Rund 5000 Besucher kommen jedes Jahr in das abgelegene Haus. Seit die Stadt nach jahrelangem Betteln Hinweisschilder aufgestellt hat, hat sich die Zahl der Gäste weiter erhöht. Die Besucher kommen aus der ganzen Welt – Japaner, Norweger, Franzosen, Engländer und Amerikaner haben sich im Gästebuch verewigt. Lehrer befördern ihre Schulklassen in das ehemalige Grenzgebäude. Schatz, Gieseler und andere Ehrenamtliche bieten Führungen an. „Wir hatten schon hochrangige Stasi-Leute in der Ausstellung“, erzählen Gieseler und Schatz. So wie das Museum davon lebt, dass die Besucher vieles anfassen dürfen, lebt die Dokumentationsstätte von dem nicht abreißenden Strom an Spenden. Gieseler: „Ein Mann hat uns eine 35 Kilogramm schwere Abhöranlage vom Brocken mit seinem Rollator gebracht.“ Ingrid Schatz hat einen Nostalgieraum eingerichtet, als eine Frau, die 40 Jahre in einem Konsum gearbeitet hatte, ihre Sammlung an Alltagswaren vorbeibrachte. Kücknitzer Schüler haben ein Modell der Grenzanlage nachgebaut.
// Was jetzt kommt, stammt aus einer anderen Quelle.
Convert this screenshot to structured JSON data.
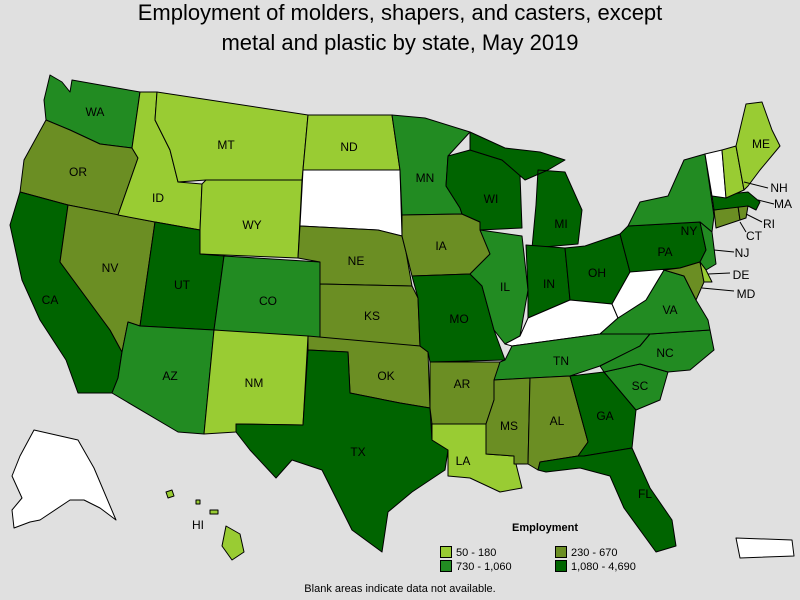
{
  "title": {
    "line1": "Employment of molders, shapers, and casters, except",
    "line2": "metal and plastic by state, May 2019"
  },
  "legend": {
    "title": "Employment",
    "bins": [
      {
        "label": "50 - 180",
        "color": "#99cc33"
      },
      {
        "label": "230 - 670",
        "color": "#6b8e23"
      },
      {
        "label": "730 - 1,060",
        "color": "#228b22"
      },
      {
        "label": "1,080 - 4,690",
        "color": "#006400"
      }
    ]
  },
  "no_data_color": "#ffffff",
  "footnote": "Blank areas indicate data not available.",
  "states": [
    {
      "abbr": "WA",
      "bin": 2
    },
    {
      "abbr": "OR",
      "bin": 1
    },
    {
      "abbr": "CA",
      "bin": 3
    },
    {
      "abbr": "NV",
      "bin": 1
    },
    {
      "abbr": "ID",
      "bin": 0
    },
    {
      "abbr": "MT",
      "bin": 0
    },
    {
      "abbr": "WY",
      "bin": 0
    },
    {
      "abbr": "UT",
      "bin": 3
    },
    {
      "abbr": "AZ",
      "bin": 2
    },
    {
      "abbr": "CO",
      "bin": 2
    },
    {
      "abbr": "NM",
      "bin": 0
    },
    {
      "abbr": "ND",
      "bin": 0
    },
    {
      "abbr": "SD",
      "bin": null
    },
    {
      "abbr": "NE",
      "bin": 1
    },
    {
      "abbr": "KS",
      "bin": 1
    },
    {
      "abbr": "OK",
      "bin": 1
    },
    {
      "abbr": "TX",
      "bin": 3
    },
    {
      "abbr": "MN",
      "bin": 2
    },
    {
      "abbr": "IA",
      "bin": 1
    },
    {
      "abbr": "MO",
      "bin": 3
    },
    {
      "abbr": "AR",
      "bin": 1
    },
    {
      "abbr": "LA",
      "bin": 0
    },
    {
      "abbr": "WI",
      "bin": 3
    },
    {
      "abbr": "IL",
      "bin": 2
    },
    {
      "abbr": "MI",
      "bin": 3
    },
    {
      "abbr": "IN",
      "bin": 3
    },
    {
      "abbr": "OH",
      "bin": 3
    },
    {
      "abbr": "KY",
      "bin": null
    },
    {
      "abbr": "TN",
      "bin": 2
    },
    {
      "abbr": "MS",
      "bin": 1
    },
    {
      "abbr": "AL",
      "bin": 1
    },
    {
      "abbr": "GA",
      "bin": 3
    },
    {
      "abbr": "FL",
      "bin": 3
    },
    {
      "abbr": "SC",
      "bin": 2
    },
    {
      "abbr": "NC",
      "bin": 2
    },
    {
      "abbr": "VA",
      "bin": 2
    },
    {
      "abbr": "WV",
      "bin": null
    },
    {
      "abbr": "PA",
      "bin": 3
    },
    {
      "abbr": "NY",
      "bin": 2
    },
    {
      "abbr": "VT",
      "bin": null
    },
    {
      "abbr": "NH",
      "bin": 0
    },
    {
      "abbr": "ME",
      "bin": 0
    },
    {
      "abbr": "MA",
      "bin": 3
    },
    {
      "abbr": "RI",
      "bin": 1
    },
    {
      "abbr": "CT",
      "bin": 1
    },
    {
      "abbr": "NJ",
      "bin": 2
    },
    {
      "abbr": "DE",
      "bin": 0
    },
    {
      "abbr": "MD",
      "bin": 1
    },
    {
      "abbr": "AK",
      "bin": null
    },
    {
      "abbr": "HI",
      "bin": 0
    },
    {
      "abbr": "PR",
      "bin": null
    }
  ],
  "labels": {
    "WA": "WA",
    "OR": "OR",
    "CA": "CA",
    "NV": "NV",
    "ID": "ID",
    "MT": "MT",
    "WY": "WY",
    "UT": "UT",
    "AZ": "AZ",
    "CO": "CO",
    "NM": "NM",
    "ND": "ND",
    "NE": "NE",
    "KS": "KS",
    "OK": "OK",
    "TX": "TX",
    "MN": "MN",
    "IA": "IA",
    "MO": "MO",
    "AR": "AR",
    "LA": "LA",
    "WI": "WI",
    "IL": "IL",
    "MI": "MI",
    "IN": "IN",
    "OH": "OH",
    "TN": "TN",
    "MS": "MS",
    "AL": "AL",
    "GA": "GA",
    "FL": "FL",
    "SC": "SC",
    "NC": "NC",
    "VA": "VA",
    "PA": "PA",
    "NY": "NY",
    "ME": "ME",
    "NH": "NH",
    "MA": "MA",
    "RI": "RI",
    "CT": "CT",
    "NJ": "NJ",
    "DE": "DE",
    "MD": "MD",
    "HI": "HI"
  }
}
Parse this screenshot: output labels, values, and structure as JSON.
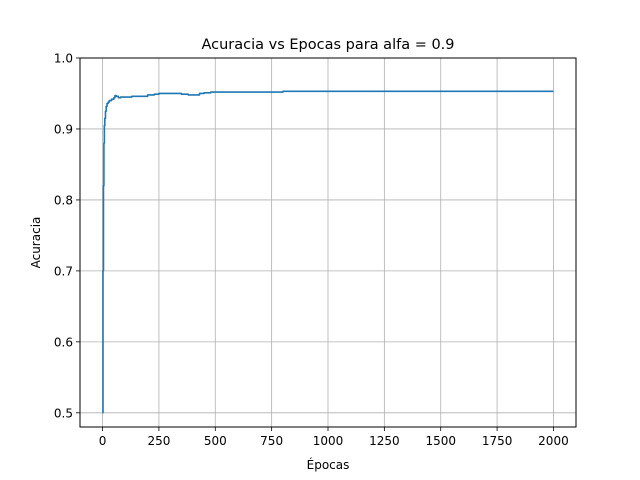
{
  "chart_data": {
    "type": "line",
    "title": "Acuracia vs Epocas para alfa = 0.9",
    "xlabel": "Épocas",
    "ylabel": "Acuracia",
    "xlim": [
      -100,
      2100
    ],
    "ylim": [
      0.48,
      1.0
    ],
    "grid": true,
    "xticks": [
      0,
      250,
      500,
      750,
      1000,
      1250,
      1500,
      1750,
      2000
    ],
    "xtick_labels": [
      "0",
      "250",
      "500",
      "750",
      "1000",
      "1250",
      "1500",
      "1750",
      "2000"
    ],
    "yticks": [
      0.5,
      0.6,
      0.7,
      0.8,
      0.9,
      1.0
    ],
    "ytick_labels": [
      "0.5",
      "0.6",
      "0.7",
      "0.8",
      "0.9",
      "1.0"
    ],
    "series": [
      {
        "color": "#1f77b4",
        "step": true,
        "x": [
          0,
          2,
          4,
          6,
          8,
          10,
          13,
          16,
          20,
          25,
          30,
          40,
          50,
          55,
          60,
          70,
          80,
          100,
          130,
          150,
          200,
          230,
          250,
          300,
          350,
          380,
          430,
          450,
          480,
          500,
          600,
          700,
          800,
          850,
          1000,
          1500,
          2000
        ],
        "y": [
          0.5,
          0.7,
          0.82,
          0.88,
          0.905,
          0.915,
          0.925,
          0.932,
          0.936,
          0.938,
          0.94,
          0.942,
          0.944,
          0.947,
          0.946,
          0.944,
          0.945,
          0.945,
          0.946,
          0.946,
          0.948,
          0.949,
          0.95,
          0.95,
          0.949,
          0.948,
          0.95,
          0.951,
          0.952,
          0.952,
          0.952,
          0.952,
          0.953,
          0.953,
          0.953,
          0.953,
          0.953
        ]
      }
    ]
  }
}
Das Modell hat einen Ehrenplatz in der Ausstellung bekommen. Und gerade erst hat ein Mann, der jahrelang in München lebte, ein Schild von der früheren Grenzkontrollstelle Schlutup abgeliefert. Schatz: „Das hat er bei der Grenzöffnung abgeschraubt.“

„Hier wird eine fantastische Arbeit geleistet“, sagt CDU-Fraktionschef Lötsch, „gute Projekte setzen sich durch.“ Drei Jahre lang je 10000 Euro sind schon ein Schritt nach vorne. Anderswo wird allerdings nicht gekleckert, sondern geklotzt. Das Grenzhus Schlagsdorf wird für eine Million Euro erneuert. Das Geld kommt von der Europäischen Union, dem Land Mecklenburg-Vorpommern, der Bundesstiftung zur Aufarbeitung der SED-Diktatur und dem Landkreis Nordwestmecklenburg.

Historie

Die Grenzdokumentationsstätte Schlutup wurde 2004 in dem ehemaligen Zoll- und Grenzgebäude nahe der Landesgrenze eröffnet. Betrieben wird das Museum von dem 1999 gegründeten Förderverein.
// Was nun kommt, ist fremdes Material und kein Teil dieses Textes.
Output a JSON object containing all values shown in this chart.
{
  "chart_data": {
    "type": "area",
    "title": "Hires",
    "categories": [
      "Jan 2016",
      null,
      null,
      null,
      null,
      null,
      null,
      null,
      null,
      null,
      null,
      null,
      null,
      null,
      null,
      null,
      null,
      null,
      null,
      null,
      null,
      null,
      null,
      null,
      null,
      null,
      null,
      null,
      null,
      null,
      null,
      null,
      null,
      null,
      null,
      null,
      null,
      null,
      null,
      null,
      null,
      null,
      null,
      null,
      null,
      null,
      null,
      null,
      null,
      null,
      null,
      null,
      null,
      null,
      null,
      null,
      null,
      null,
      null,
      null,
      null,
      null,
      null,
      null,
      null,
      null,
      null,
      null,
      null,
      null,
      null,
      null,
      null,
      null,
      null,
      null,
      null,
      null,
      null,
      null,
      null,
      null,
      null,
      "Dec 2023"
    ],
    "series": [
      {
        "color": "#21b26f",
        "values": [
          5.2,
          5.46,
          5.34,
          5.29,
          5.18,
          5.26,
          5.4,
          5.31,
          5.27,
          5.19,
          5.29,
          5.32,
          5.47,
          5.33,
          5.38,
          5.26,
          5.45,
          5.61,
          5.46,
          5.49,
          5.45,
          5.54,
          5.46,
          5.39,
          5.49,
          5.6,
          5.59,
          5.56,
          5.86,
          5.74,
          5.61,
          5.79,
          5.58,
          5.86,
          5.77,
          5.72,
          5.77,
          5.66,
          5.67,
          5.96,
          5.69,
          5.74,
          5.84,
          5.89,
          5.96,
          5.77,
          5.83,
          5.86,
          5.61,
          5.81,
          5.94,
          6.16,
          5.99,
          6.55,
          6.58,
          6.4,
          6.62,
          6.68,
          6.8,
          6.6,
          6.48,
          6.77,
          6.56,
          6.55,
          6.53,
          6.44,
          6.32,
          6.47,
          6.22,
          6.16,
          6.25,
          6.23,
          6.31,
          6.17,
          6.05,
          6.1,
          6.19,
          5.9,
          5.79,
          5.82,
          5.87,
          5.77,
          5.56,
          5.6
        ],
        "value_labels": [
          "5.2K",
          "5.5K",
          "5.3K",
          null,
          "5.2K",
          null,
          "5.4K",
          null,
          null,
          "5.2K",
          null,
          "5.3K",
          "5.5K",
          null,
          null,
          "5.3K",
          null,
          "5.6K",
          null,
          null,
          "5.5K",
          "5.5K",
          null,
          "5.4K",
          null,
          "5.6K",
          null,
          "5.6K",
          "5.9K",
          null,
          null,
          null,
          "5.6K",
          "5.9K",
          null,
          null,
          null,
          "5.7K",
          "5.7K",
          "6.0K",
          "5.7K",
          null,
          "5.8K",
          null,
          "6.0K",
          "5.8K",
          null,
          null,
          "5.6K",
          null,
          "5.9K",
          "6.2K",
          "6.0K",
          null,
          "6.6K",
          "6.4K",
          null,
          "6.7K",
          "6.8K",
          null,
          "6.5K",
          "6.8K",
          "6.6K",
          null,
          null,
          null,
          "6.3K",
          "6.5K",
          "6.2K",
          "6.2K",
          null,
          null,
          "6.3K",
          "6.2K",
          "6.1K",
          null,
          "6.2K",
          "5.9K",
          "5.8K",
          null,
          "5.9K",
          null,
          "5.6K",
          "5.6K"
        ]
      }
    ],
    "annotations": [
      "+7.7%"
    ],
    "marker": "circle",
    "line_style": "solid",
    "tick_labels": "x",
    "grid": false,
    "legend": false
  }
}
Die Mitglieder des Fördervereins organisieren den Betrieb der Einrichtung, bieten Führungen, Vorträge, Lesungen, Sonderausstellungen und Feste an den Gedenktagen der deutsch-deutschen Einheit an.

Aktuell ist das Haus geschlossen. Ab dem 4. Februar 2018 ab 11 Uhr ist wieder geöffnet.